Of the 12 households, 16.7% of which had children under the age of 18 living with them, 58.3% were married couples living together, 8.3% were cohabitating couples, 16.7% had a female householder with no spouse or partner present and 16.7% had a male householder with no spouse or partner present. 33.3% of all households were non-families. 25.0% of all households were made up of individuals, 16.7% had someone living alone who was 65 years old or older.

The median age in the city was 64.0 years. 10.7% of the residents were under the age of 20; 0.0% were between the ages of 20 and 24; 25.0% were from 25 and 44; 14.3% were from 45 and 64; and 50.0% were 65 years of age or older. The gender makeup of the city was 50.0% male and 50.0% female.

===2010 census===
As of the census of 2010, there were 41 people, 21 households, and 12 families living in the city. The population density was 341.7 PD/sqmi. There were 33 housing units at an average density of 275.0 /sqmi. The racial makeup of the city was 100.0% White. Hispanic or Latino of any race were 4.9% of the population.

There were 21 households, of which 19.0% had children under the age of 18 living with them, 42.9% were married couples living together, 4.8% had a female householder with no husband present, 9.5% had a male householder with no wife present, and 42.9% were non-families. 42.9% of all households were made up of individuals, and 9.6% had someone living alone who was 65 years of age or older. The average household size was 1.95 and the average family size was 2.58.

The median age in the city was 49.6 years. 14.6% of residents were under the age of 18; 7.3% were between the ages of 18 and 24; 14.6% were from 25 to 44; 51.2% were from 45 to 64; and 12.2% were 65 years of age or older. The gender makeup of the city was 61.0% male and 39.0% female.

===2000 census===
As of the census of 2000, there were 54 people, 28 households, and 12 families living in the city. The population density was 469.1 PD/sqmi. There were 39 housing units at an average density of 338.8 /sqmi. The racial makeup of the city was 100.00% White. Hispanic or Latino of any race were 1.85% of the population.

There were 28 households, out of which 21.4% had children under the age of 18 living with them, 35.7% were married couples living together, 10.7% had a female householder with no husband present, and 53.6% were non-families. 50.0% of all households were made up of individuals, and 25.0% had someone living alone who was 65 years of age or older. The average household size was 1.93 and the average family size was 2.92.

In the city, the population was spread out, with 22.2% under the age of 18, 11.1% from 18 to 24, 20.4% from 25 to 44, 27.8% from 45 to 64, and 18.5% who were 65 years of age or older. The median age was 42 years. For every 100 females, there were 134.8 males. For every 100 females age 18 and over, there were 121.1 males.

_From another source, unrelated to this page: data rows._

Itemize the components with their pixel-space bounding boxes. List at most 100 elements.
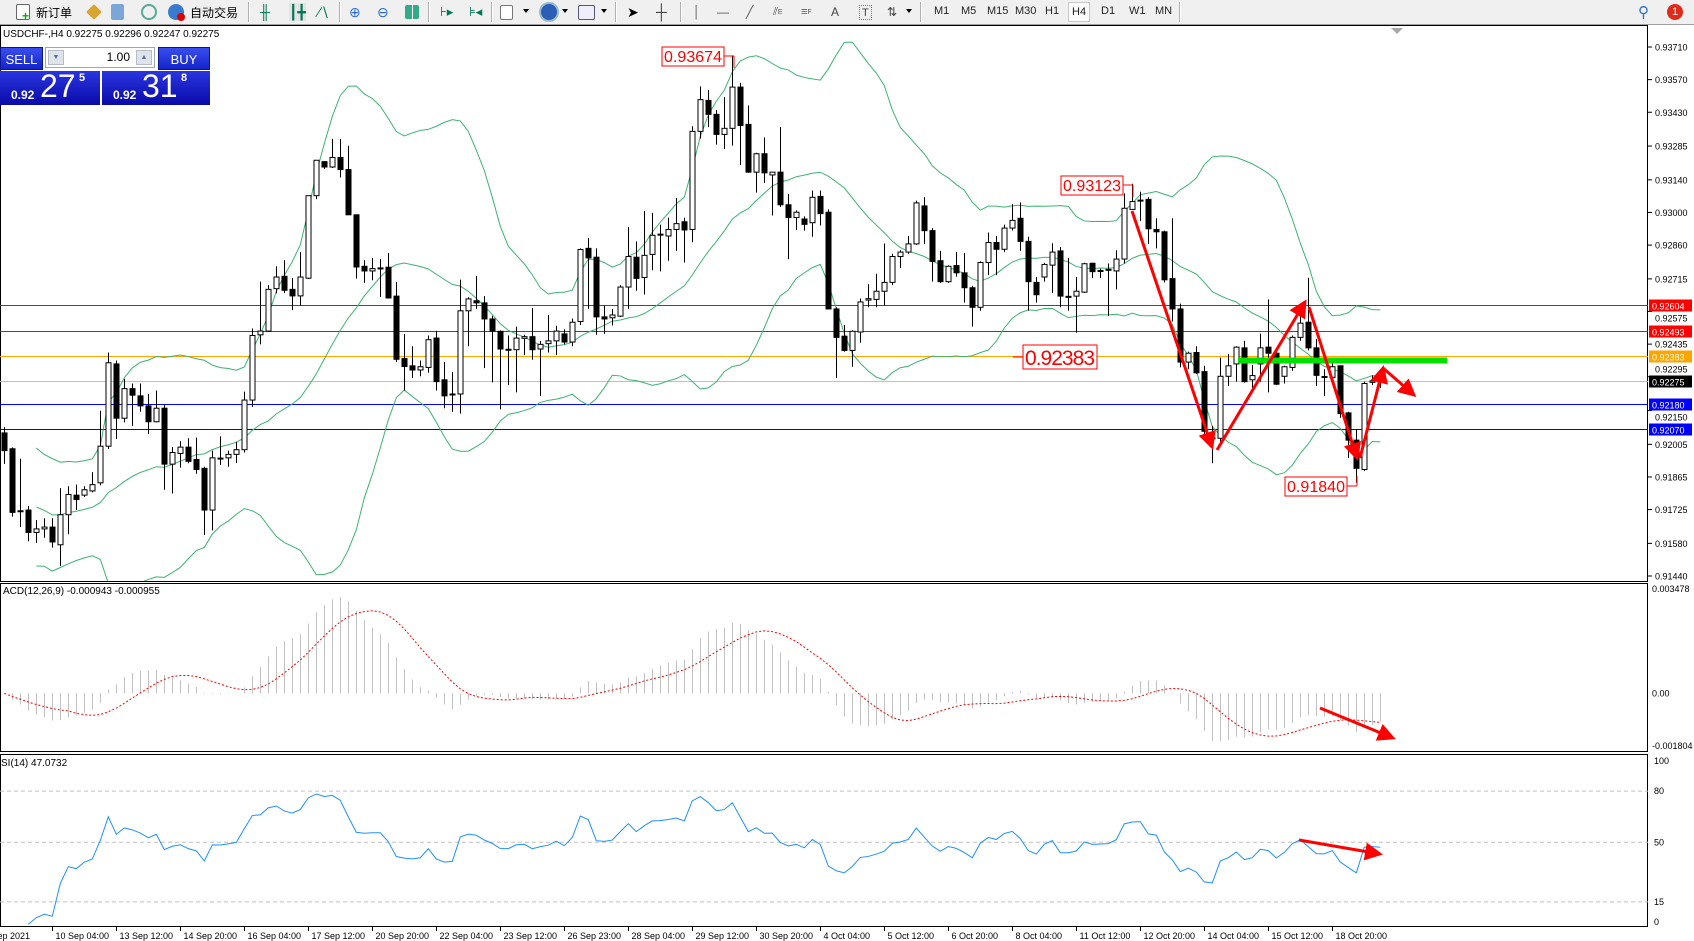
timeframe-h4[interactable]: H4 (1068, 2, 1091, 22)
notification-button[interactable]: 1 (1667, 3, 1683, 21)
rsi-panel (0, 754, 1648, 927)
buy-price[interactable]: 0.92 31 8 (102, 68, 210, 105)
crosshair-button[interactable]: ┼ (656, 3, 667, 21)
bearish-candle (337, 156, 344, 171)
bullish-candle (1249, 375, 1256, 381)
macd-plot (4, 597, 1381, 742)
bearish-candle (785, 204, 792, 219)
bearish-candle (441, 379, 448, 397)
macd-axis-label: 0.003478 (1652, 584, 1690, 594)
chevron-down-icon[interactable] (906, 9, 912, 13)
sell-price[interactable]: 0.92 27 5 (0, 68, 100, 105)
bullish-candle (329, 156, 336, 168)
time-axis-label: 8 Oct 04:00 (1016, 931, 1063, 941)
chart-shift-button[interactable]: ⊧◂ (469, 3, 482, 21)
price-axis-label: 0.92715 (1655, 274, 1688, 284)
candlestick-button[interactable]: ┃╋ (289, 3, 306, 21)
chevron-down-icon[interactable] (562, 9, 568, 13)
bullish-candle (1041, 263, 1048, 278)
bullish-candle (1321, 376, 1328, 379)
market-watch-icon (86, 4, 102, 20)
text-label-button[interactable]: T (859, 5, 872, 20)
bullish-candle (569, 321, 576, 343)
bar-chart-button[interactable]: ╫ (260, 3, 270, 21)
bullish-candle (1225, 365, 1232, 377)
price-tag-label: 0.92275 (1652, 378, 1685, 388)
timeframe-d1[interactable]: D1 (1101, 5, 1116, 17)
cursor-button[interactable]: ➤ (627, 3, 639, 21)
market-watch-button[interactable] (86, 3, 102, 21)
price-tag (1649, 375, 1692, 388)
bearish-candle (1057, 250, 1064, 297)
timeframe-w1[interactable]: W1 (1129, 5, 1146, 17)
time-axis-label: 13 Sep 12:00 (120, 931, 174, 941)
separator (428, 2, 430, 22)
bullish-candle (537, 343, 544, 350)
timeframe-m1[interactable]: M1 (934, 5, 950, 17)
timeframe-m5[interactable]: M5 (961, 5, 977, 17)
fibonacci-button[interactable]: ≡ F (801, 3, 812, 21)
signals-button[interactable] (141, 3, 157, 21)
bearish-candle (825, 211, 832, 310)
price-axis-label: 0.92150 (1655, 413, 1688, 423)
time-axis-label: 20 Sep 20:00 (376, 931, 430, 941)
zoom-out-button[interactable]: ⊖ (377, 3, 389, 21)
bullish-candle (617, 286, 624, 317)
time-axis-label: 4 Oct 04:00 (824, 931, 871, 941)
tile-windows-button[interactable] (405, 3, 419, 21)
bearish-candle (385, 266, 392, 299)
timeframe-m15[interactable]: M15 (987, 5, 1009, 17)
bullish-candle (1097, 269, 1104, 272)
lot-size-field[interactable]: ▼ 1.00 ▲ (45, 47, 155, 68)
bearish-candle (1265, 346, 1272, 354)
horizontal-line-button[interactable]: — (717, 3, 729, 21)
buy-button[interactable]: BUY (158, 47, 210, 70)
vertical-line-button[interactable]: │ (693, 3, 701, 21)
bullish-candle (105, 362, 112, 447)
templates-button[interactable] (578, 3, 595, 21)
bullish-candle (873, 290, 880, 300)
text-button[interactable]: A (831, 3, 839, 21)
trendline-button[interactable]: ╱ (746, 3, 753, 21)
arrows-button[interactable]: ⇅ (887, 3, 897, 21)
bullish-candle (1065, 295, 1072, 298)
navigator-button[interactable] (111, 3, 124, 21)
timeframe-h1[interactable]: H1 (1045, 5, 1060, 17)
auto-trading-icon (168, 4, 185, 21)
lot-increase-button[interactable]: ▲ (136, 50, 152, 65)
search-button[interactable]: ⚲ (1638, 3, 1649, 21)
new-order-button[interactable]: + 新订单 (16, 3, 72, 22)
sell-button[interactable]: SELL (0, 47, 43, 70)
price-tag (1649, 299, 1692, 312)
bearish-candle (921, 205, 928, 232)
bullish-candle (1105, 268, 1112, 271)
auto-trading-button[interactable]: 自动交易 (168, 3, 238, 21)
price-label: 0.91840 (1287, 479, 1345, 496)
sell-price-prefix: 0.92 (11, 88, 35, 102)
rsi-axis-label: 0 (1654, 917, 1659, 927)
chart-shift-marker[interactable] (1391, 28, 1403, 34)
auto-scroll-button[interactable]: ⊦▸ (440, 3, 453, 21)
bearish-candle (681, 221, 688, 231)
bearish-candle (601, 316, 608, 320)
indicators-button[interactable] (500, 3, 513, 21)
timeframe-m30[interactable]: M30 (1015, 5, 1037, 17)
periods-button[interactable] (539, 2, 559, 22)
price-tag-label: 0.92493 (1652, 328, 1685, 338)
line-chart-button[interactable]: ∕∖ (318, 3, 329, 21)
chevron-down-icon[interactable] (601, 9, 607, 13)
lot-decrease-button[interactable]: ▼ (48, 50, 64, 65)
bullish-candle (1001, 227, 1008, 250)
equidistant-channel-button[interactable]: ⫽ E (773, 3, 783, 21)
time-axis-label: 18 Oct 20:00 (1336, 931, 1388, 941)
zoom-in-button[interactable]: ⊕ (349, 3, 361, 21)
timeframe-mn[interactable]: MN (1155, 5, 1173, 17)
bullish-candle (297, 276, 304, 297)
bearish-candle (401, 358, 408, 367)
separator (615, 2, 617, 22)
bullish-candle (313, 159, 320, 197)
periods-icon (539, 2, 559, 22)
auto-scroll-icon: ⊦▸ (440, 4, 454, 19)
chevron-down-icon[interactable] (523, 9, 529, 13)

The median income for a household in the city was $24,286, and the median income for a family was $48,125. Males had a median income of $30,625 versus $26,250 for females. The per capita income for the city was $23,268. There were 18.2% of families and 12.3% of the population living below the poverty line, including no under eighteens and 33.3% of those over 64.

==Education==
It is within the South Central Calhoun Community School District.

Jolley was previously in the Rockwell City–Lytton Community School District, formed on July 1, 1993. That district merged into South Central Calhoun on July 1, 2014.